Unless I am misinformed, you and I, the taxpayers of this country, will pay for these bailouts.
When one listens to the politicians explain these events, it seems that it is all the fault of capitalism and greed. I think that there was some of that as there always is when a large amount of money is at stake. However, our government is responsible for a large share of the blame.
Banks generally take a long look at a person's ability to repay a loan before they grant one. What is their income, what is their history of repaying previous loans on time, how much credit do they have outstanding now and numerous other considerations are considered. Banks are in business to make money and if they do not make good loans, they fail.
Why would lending institutions make poor loans? In some cases the person trying to get a loan lies or misrepresents his ability to repay. Sometimes unscrupulous merchants assist these individuals. I am confident that some of that occurred in the failures of these institutions.
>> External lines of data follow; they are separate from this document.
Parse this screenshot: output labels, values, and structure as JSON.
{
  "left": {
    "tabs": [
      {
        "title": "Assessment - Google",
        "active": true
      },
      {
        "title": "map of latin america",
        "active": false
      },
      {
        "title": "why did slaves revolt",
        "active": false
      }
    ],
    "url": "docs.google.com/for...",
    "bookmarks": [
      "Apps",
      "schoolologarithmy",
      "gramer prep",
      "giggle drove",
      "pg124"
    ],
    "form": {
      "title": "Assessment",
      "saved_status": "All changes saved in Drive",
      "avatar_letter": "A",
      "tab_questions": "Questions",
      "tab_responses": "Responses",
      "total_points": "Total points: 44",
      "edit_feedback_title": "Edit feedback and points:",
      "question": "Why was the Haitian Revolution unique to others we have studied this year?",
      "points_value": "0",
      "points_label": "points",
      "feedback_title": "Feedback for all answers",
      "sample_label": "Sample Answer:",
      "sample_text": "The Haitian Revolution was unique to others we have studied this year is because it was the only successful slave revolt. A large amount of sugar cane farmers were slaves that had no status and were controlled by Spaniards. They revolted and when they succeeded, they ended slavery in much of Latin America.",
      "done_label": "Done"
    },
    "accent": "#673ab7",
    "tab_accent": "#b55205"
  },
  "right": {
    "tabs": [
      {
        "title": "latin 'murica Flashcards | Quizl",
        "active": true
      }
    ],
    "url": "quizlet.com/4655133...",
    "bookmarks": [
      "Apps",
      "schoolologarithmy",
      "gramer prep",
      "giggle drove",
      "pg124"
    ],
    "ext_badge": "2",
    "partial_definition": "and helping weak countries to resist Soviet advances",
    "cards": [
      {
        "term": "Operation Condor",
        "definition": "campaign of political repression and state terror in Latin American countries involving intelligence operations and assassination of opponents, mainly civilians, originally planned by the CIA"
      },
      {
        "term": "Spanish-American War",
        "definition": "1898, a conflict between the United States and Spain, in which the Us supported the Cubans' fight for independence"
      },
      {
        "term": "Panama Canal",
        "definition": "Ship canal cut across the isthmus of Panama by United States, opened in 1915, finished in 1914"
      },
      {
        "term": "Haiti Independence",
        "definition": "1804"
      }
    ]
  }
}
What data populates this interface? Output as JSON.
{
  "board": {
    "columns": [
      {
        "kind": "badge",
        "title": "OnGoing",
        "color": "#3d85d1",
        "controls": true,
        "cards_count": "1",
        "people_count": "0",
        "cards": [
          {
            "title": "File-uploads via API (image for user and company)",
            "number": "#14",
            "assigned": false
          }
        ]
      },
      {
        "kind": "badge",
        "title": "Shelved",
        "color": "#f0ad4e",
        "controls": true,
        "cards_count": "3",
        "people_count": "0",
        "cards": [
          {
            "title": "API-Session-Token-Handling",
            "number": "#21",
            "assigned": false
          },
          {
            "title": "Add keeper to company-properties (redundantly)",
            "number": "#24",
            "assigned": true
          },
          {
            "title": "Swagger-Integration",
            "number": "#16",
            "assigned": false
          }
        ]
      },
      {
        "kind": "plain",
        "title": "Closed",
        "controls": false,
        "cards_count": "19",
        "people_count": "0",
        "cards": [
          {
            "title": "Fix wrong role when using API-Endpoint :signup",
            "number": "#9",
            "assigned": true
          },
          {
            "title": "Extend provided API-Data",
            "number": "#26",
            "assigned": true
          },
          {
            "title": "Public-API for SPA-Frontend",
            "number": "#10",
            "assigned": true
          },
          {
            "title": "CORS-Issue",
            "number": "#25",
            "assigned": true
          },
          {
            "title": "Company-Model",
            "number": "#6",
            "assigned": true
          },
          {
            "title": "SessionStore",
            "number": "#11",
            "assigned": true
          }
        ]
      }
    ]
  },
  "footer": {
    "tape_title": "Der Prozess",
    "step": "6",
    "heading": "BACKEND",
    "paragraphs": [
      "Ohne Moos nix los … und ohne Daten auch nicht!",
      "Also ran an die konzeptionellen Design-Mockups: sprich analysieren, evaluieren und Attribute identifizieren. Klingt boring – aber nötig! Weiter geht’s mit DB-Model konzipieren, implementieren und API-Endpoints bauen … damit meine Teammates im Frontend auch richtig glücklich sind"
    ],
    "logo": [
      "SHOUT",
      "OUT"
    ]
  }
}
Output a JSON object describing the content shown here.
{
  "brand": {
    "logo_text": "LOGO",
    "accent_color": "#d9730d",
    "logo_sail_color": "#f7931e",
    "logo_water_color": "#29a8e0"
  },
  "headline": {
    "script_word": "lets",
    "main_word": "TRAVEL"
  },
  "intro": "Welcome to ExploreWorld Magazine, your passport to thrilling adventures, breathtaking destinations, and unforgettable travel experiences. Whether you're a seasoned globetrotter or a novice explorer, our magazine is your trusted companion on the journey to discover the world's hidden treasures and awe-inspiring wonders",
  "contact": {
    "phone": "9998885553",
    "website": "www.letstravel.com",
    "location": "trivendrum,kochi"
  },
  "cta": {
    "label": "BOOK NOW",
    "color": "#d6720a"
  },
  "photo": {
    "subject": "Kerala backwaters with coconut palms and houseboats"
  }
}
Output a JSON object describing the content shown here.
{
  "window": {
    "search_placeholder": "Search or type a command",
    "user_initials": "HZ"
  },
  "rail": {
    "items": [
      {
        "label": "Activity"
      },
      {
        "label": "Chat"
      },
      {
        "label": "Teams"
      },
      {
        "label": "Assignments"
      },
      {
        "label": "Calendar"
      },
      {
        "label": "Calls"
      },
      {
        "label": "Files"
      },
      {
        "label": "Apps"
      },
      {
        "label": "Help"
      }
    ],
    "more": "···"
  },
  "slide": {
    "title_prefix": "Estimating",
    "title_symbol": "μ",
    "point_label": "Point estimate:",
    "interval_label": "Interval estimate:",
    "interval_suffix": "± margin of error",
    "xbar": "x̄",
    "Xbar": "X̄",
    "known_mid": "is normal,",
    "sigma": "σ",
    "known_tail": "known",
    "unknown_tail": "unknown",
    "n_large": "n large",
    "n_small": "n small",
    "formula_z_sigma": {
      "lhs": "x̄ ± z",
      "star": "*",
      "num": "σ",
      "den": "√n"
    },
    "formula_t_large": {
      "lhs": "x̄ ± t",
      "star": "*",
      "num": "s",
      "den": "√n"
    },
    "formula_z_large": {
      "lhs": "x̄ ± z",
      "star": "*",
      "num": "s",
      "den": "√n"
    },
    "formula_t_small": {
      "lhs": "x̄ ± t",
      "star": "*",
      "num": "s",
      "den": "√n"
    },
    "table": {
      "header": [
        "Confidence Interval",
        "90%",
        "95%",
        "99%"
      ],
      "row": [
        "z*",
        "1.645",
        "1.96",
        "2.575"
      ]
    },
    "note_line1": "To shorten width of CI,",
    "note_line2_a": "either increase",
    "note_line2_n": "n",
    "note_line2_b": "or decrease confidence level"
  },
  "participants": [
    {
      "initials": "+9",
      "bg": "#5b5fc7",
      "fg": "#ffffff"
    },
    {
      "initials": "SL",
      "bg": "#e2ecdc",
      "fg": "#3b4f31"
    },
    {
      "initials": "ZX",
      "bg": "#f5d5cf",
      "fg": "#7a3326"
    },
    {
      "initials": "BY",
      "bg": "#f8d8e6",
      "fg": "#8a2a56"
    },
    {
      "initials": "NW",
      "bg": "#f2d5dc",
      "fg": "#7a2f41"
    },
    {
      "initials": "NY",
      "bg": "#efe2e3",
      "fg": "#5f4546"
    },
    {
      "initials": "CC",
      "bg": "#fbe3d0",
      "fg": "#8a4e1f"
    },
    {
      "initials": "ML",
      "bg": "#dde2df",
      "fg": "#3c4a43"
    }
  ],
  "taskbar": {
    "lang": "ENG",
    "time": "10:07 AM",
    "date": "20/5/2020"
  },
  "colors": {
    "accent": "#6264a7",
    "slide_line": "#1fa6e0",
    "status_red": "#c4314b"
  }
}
The federal government created regulations that forced lending institutions to provide loans to poor risks in an attempt to create more homeowners. If an institution did not do it, the government fined it. The Investor's Business Daily on Sept. 15 outlined specifically how the government did this in the article "The Real Culprits in This meltdown." As it points out "tough new regulations forced lenders into high-risk areas where they had no choice but to lower lending standards to make loans that sound business practices had previously guarded against. It was either that or face stiff government penalties."
I recall a couple of months ago when I was in Las Vegas where one of my troops from Vietnam lives. We normally get together and remiss during each visit. We were talking about bad loans being given to poor risks. Tex said an acquaintance of his had a home loan for about a half million dollars and he said that he wouldn't loan him five dollars unless he had some type of collateral. This individual was unable to make the payments, and the home was now in default. Duh! Now multiply that example by millions and one sees how this could happen.
There are those who will now shout that President Bush should be held accountable as Sen. Barack Obama claims. The president was to blame, but not this one. These regulations were all implemented under former President Bill Clinton and many of his pals went to these institutions after they left the government. Franklin Raines took over as CEO of Fannie Mae and walked off with more than $100 million in compensations.
Now politicians want to add regulations. Many of these are the same politicians who contributed to the problem. Sen. Christopher Dodd, D-Conn., was the primary recipient of political donations from Fannie Mae, and he was followed closely by Obama.
It is time to demand that government become smaller and less intrusive rather than more so. Look at the last time the federal government spent less money in a succeeding year than the previous one. It was 1956. Each time that our government intrudes in what should remain private, it becomes worse.